Клапаны всасывали и выпускали воздух, табачный запах изо ртов пришельцев, аромат зеленого мыла, исходящий от их рук. Даже их глазные яблоки испускали тонкий, едва ощутимый запах. Город уловил его, и суммированная информация мгновенно передалась вниз, чтобы помочь вывести другие суммарные данные. Кристаллические окна сверкнули. Ухо натянуло свою барабанную перепонку туже, еще туже — все чувства города сгустились, подсчитывая вдохи и выдохи и еле слышные сердцебиения людей, слушая, наблюдая, пробуя на вкус.

Ибо улицы были подобны языкам, и, где ступали люди, вкус их каблуков впитывали поры в камнях. Теперь остановка была за окончательным подсчетом.

Шаги. Бегущие шаги.

— Смит, назад!

— Нет, черт вас возьми!

— Взять его, ребята!

Спешащие шаги преследователей.

Решающая проверка. Город, после того как он все прослушал, просмотрел, попробовал на вкус, ощутил, взвесил и подвел баланс, теперь должен был выполнить свою последнюю задачу.

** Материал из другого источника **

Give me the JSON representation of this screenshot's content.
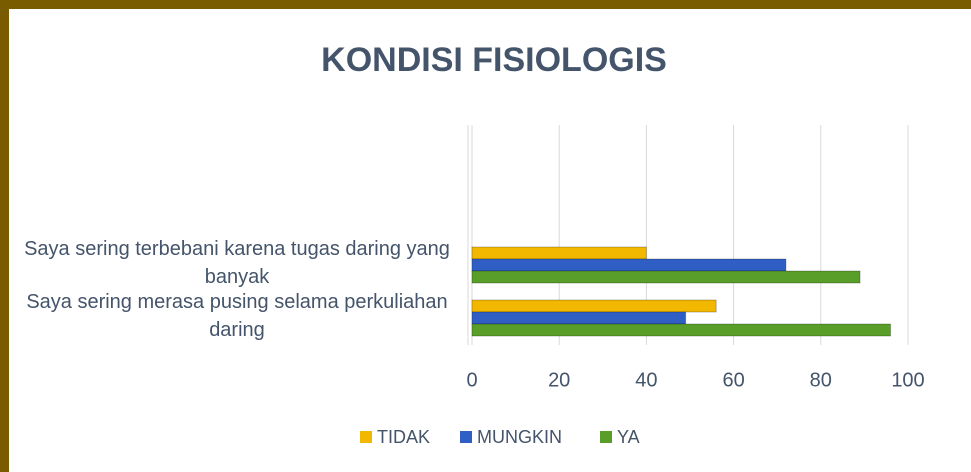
{
  "chart_data": {
    "type": "barh",
    "title": "KONDISI FISIOLOGIS",
    "categories": [
      "Saya sering terbebani karena tugas daring yang banyak",
      "Saya sering merasa pusing selama perkuliahan daring"
    ],
    "series": [
      {
        "name": "TIDAK",
        "color": "#f2b800",
        "values": [
          40,
          56
        ]
      },
      {
        "name": "MUNGKIN",
        "color": "#2f5fc4",
        "values": [
          72,
          49
        ]
      },
      {
        "name": "YA",
        "color": "#5a9e2a",
        "values": [
          89,
          96
        ]
      }
    ],
    "xlim": [
      0,
      100
    ],
    "xticks": [
      0,
      20,
      40,
      60,
      80,
      100
    ],
    "grid": true,
    "legend": "bottom"
  }
}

В центре мостовой распахнулся люк. Бежавший по улице капитан незаметно для других исчез в нем. Он повис, удерживаемый за ноги. Одна бритва рассекла его горло, другая — грудь; тело его было мгновенно очищено от внутренностей и разложено под мостовой в потайном отсеке на столе. Гигантские электронные микроскопы вперили свои объективы в красные сплетения мышц; бестелесные пальцы принялись ощупывать все еще пульсирующее сердце. Лоскуты его препарированной кожи были пришпилены к столу, в то время как механические руки передвигали части его тела, как быстрый и любознательный шахматист, играющий красными пешками и красными фигурами.